In fact, one can define the maximal correlation of random variable by the best constant above and of course it should be bigger than \beta. Let us remark how to prove the inequality above quickly. We can use the expansion by Hermit polynomial that we have 
\mathbb{E}[H_n(X) H_m(Y)] = \delta_{n,m} \left(\mathbb{E}\frac{1}{n!}[XY]\right)^n.
Then a centered L^2 functions have projection on H_0 zero. Then we have 
\mathbb{E}[f(X)g(Y)] = \sum_{n=1}^{\infty}\langle f, H_n \rangle \langle g, H_n \rangle \frac{1}{n!} \beta^n \\ \leq \vert \beta \vert \sqrt{\sum_{n=1}^{\infty}\langle f, H_n \rangle^2 \frac{1}{n!} } \sqrt{\sum_{n=1}^{\infty}\langle g, H_n \rangle^2 \frac{1}{n!} } \\ \leq \beta \vert \sqrt{Var(f(X)) Var(g(Y))}.
This concludes the proof.

2020年6月26日星期五

Strong Markov property for Brownian Bridge

The strong Markov property for Brownian motion is well known and it is also naturally true for the Brownian Bridge. In fact, since Brownian Bridge ended at (T, 0) is thought as a Brownian Motion conditionned the end point, or thought as a perturbation for a linear interpolation, it is natural when we restart from another mid-point.

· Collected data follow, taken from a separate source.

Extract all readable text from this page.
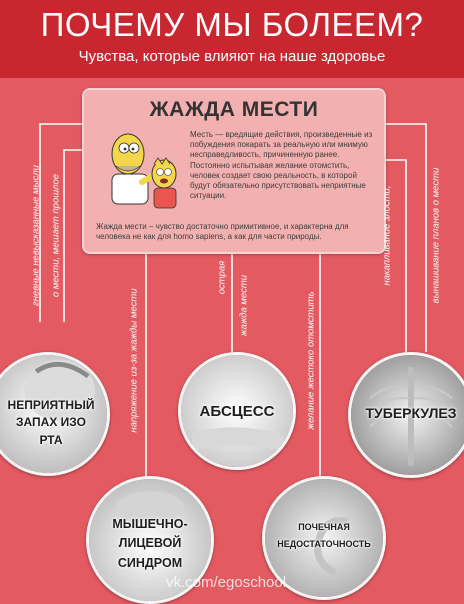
ПОЧЕМУ МЫ БОЛЕЕМ?
Чувства, которые влияют на наше здоровье
ЖАЖДА МЕСТИ

Месть — вредящие действия, произведенные из побуждения покарать за реальную или мнимую несправедливость, причиненную ранее.

Постоянно испытывая желание отомстить, человек создает свою реальность, в которой будут обязательно присутствовать неприятные ситуации.

Жажда мести – чувство достаточно примитивное, и характерна для человека не как для homo sapiens, а как для части природы.
гневные невысказанные мысли о мести, мешает прошлое
напряжение из-за жажды мести
острая жажда мести	желание жестоко отомстить
накапливание злости,	вынашивание планов о мести
НЕПРИЯТНЫЙ ЗАПАХ ИЗО РТА
АБСЦЕСС	ТУБЕРКУЛЕЗ
МЫШЕЧНО-ЛИЦЕВОЙ СИНДРОМ
ПОЧЕЧНАЯ НЕДОСТАТОЧНОСТЬ
vk.com/egoschool
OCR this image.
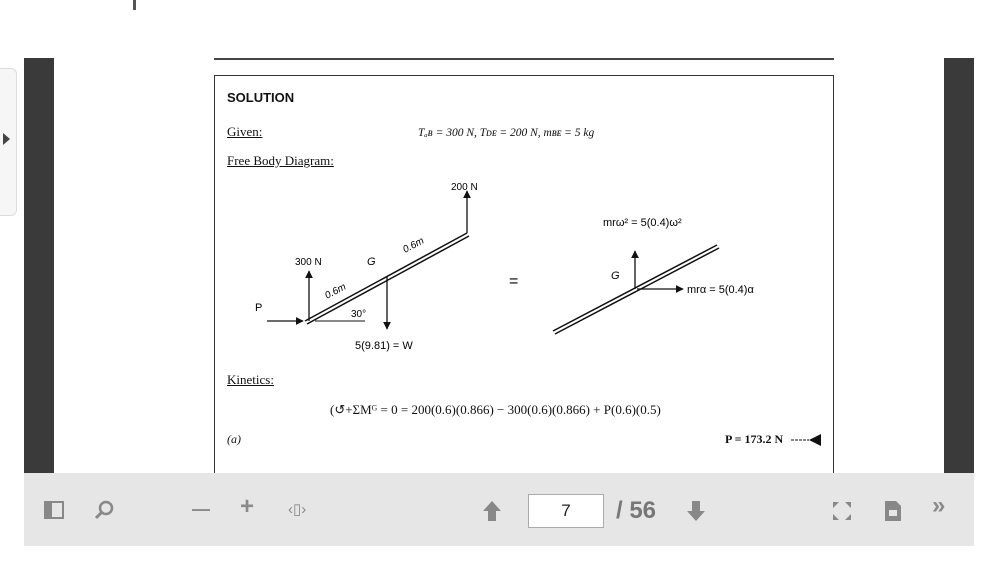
SOLUTION
Given:	Tₐʙ = 300 N, Tᴅᴇ = 200 N, mʙᴇ = 5 kg
Free Body Diagram:
200 N
300 N
P
G
5(9.81) = W
0.6m
0.6m
30°
=
mrω² = 5(0.4)ω²
mrα = 5(0.4)α
G
Kinetics:
(↺+ΣMᴳ = 0 = 200(0.6)(0.866) − 300(0.6)(0.866) + P(0.6)(0.5)
(a)	P = 173.2 N
— + ‹▯›	7	/ 56	»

To prove it rigorously, for example, the Markov property for the Brownian Bridge, we have to do some calculus. Let (W_t)_{t \geq 0} be the standard Brownian motion issued from 0, and we have (B_t)_{s \leq t \leq T} defined as 
B_t = x + W_t - W_s - \frac{t-s}{T-s}(x + W_T -W_s) ,
a Brownian Bridge between s, T and at s it is x and at T its value is 0. One way to see this formula is that the term x + W_t - W_s is the Brownian Motion while we have to reduce the term at the endpoint T. Some simple calculus shows that it is equal to 
B_t = \frac{T-t}{T-s}(x + W_t - W_s) - \frac{t-s}{T-s}(W_T - W_t).

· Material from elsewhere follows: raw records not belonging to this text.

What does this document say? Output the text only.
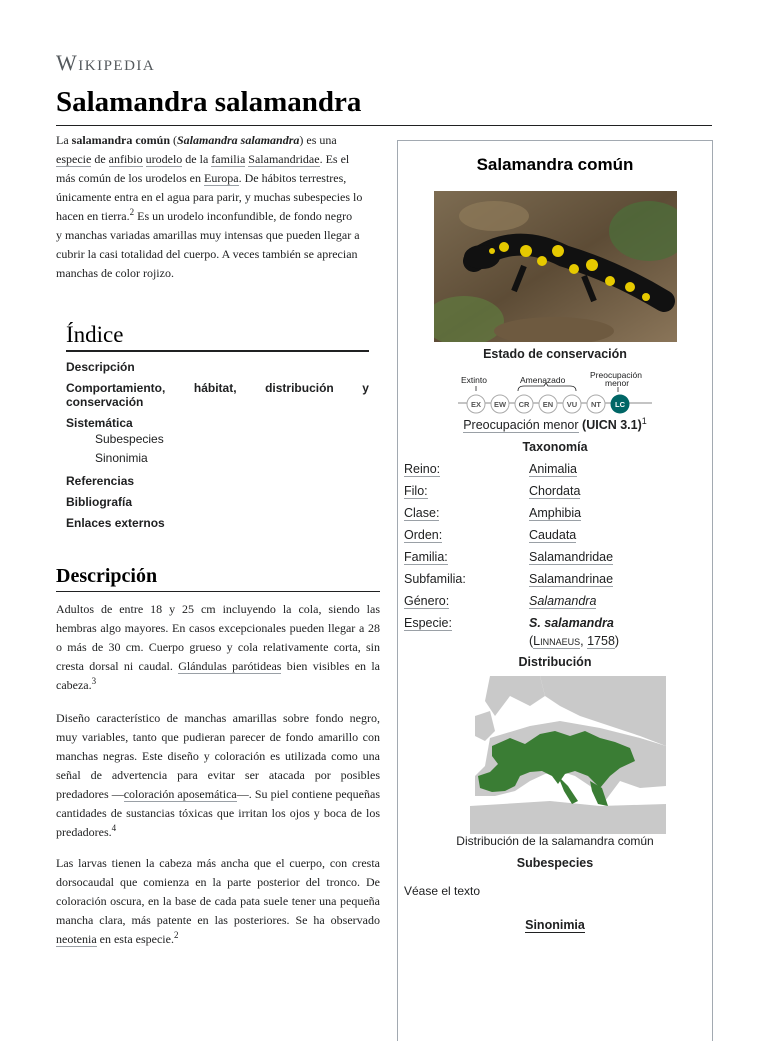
Wikipedia
Salamandra salamandra
La salamandra común (Salamandra salamandra) es una
especie de anfibio urodelo de la familia Salamandridae. Es el
más común de los urodelos en Europa. De hábitos terrestres,
únicamente entra en el agua para parir, y muchas subespecies lo
hacen en tierra.$^2$ Es un urodelo inconfundible, de fondo negro
y manchas variadas amarillas muy intensas que pueden llegar a
cubrir la casi totalidad del cuerpo. A veces también se aprecian
manchas de color rojizo.
Índice
Descripción
Comportamiento, hábitat, distribución y
conservación
Sistemática
Subespecies
Sinonimia
Referencias
Bibliografía
Enlaces externos
Descripción
Adultos de entre 18 y 25 cm incluyendo la cola, siendo las hembras algo mayores. En casos excepcionales pueden llegar a 28 o más de 30 cm. Cuerpo grueso y cola relativamente corta, sin cresta dorsal ni caudal. Glándulas parótideas bien visibles en la cabeza.$^3$
Diseño característico de manchas amarillas sobre fondo negro, muy variables, tanto que pudieran parecer de fondo amarillo con manchas negras. Este diseño y coloración es utilizada como una señal de advertencia para evitar ser atacada por posibles predadores —coloración aposemática—. Su piel contiene pequeñas cantidades de sustancias tóxicas que irritan los ojos y boca de los predadores.$^4$
Las larvas tienen la cabeza más ancha que el cuerpo, con cresta dorsocaudal que comienza en la parte posterior del tronco. De coloración oscura, en la base de cada pata suele tener una pequeña mancha clara, más patente en las posteriores. Se ha observado neotenia en esta especie.$^2$
Salamandra común
Estado de conservación
Extinto	Amenazado	Preocupación
menor
EX EW CR EN VU NT LC
Preocupación menor (UICN 3.1)$^1$
Taxonomía
Reino:	Animalia
Filo:	Chordata
Clase:	Amphibia
Orden:	Caudata
Familia:	Salamandridae
Subfamilia:	Salamandrinae
Género:	Salamandra
Especie:	S. salamandra
(Linnaeus, 1758)
Distribución
Distribución de la salamandra común
Subespecies
Véase el texto
Sinonimia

A Markov property is very simple but requires calculus: we would like to show that for s < r < t < T we have
B_t = B_r + W_t - W_r - \frac{t-r}{T-r}(B_r + W_T -W_r). \quad (\star) 
Now we prove it. An intermediate step tells us 
 - \frac{t-r}{T-r}(B_r + W_T -W_r) = - \frac{t-r}{T-s}(x + W_T - W_s) and we put it into the formula that 
RHS (\star) = x + W_r - W_s - \frac{r-s}{T-s}(x + W_T -W_s) + W_t - W_r - \frac{t-r}{T-s}(x + W_T - W_s)\\ = x + W_t - W_s - \frac{r-s}{T-s}(x + W_T -W_s) - \frac{t-r}{T-s}(x + W_T - W_s) \\ = x + W_t - W_s - \frac{t-s}{T-s}(x + W_T -W_s). 
This proves the Markov property. Then the strong Markov property is just an approximation and the regularity of the trajectory.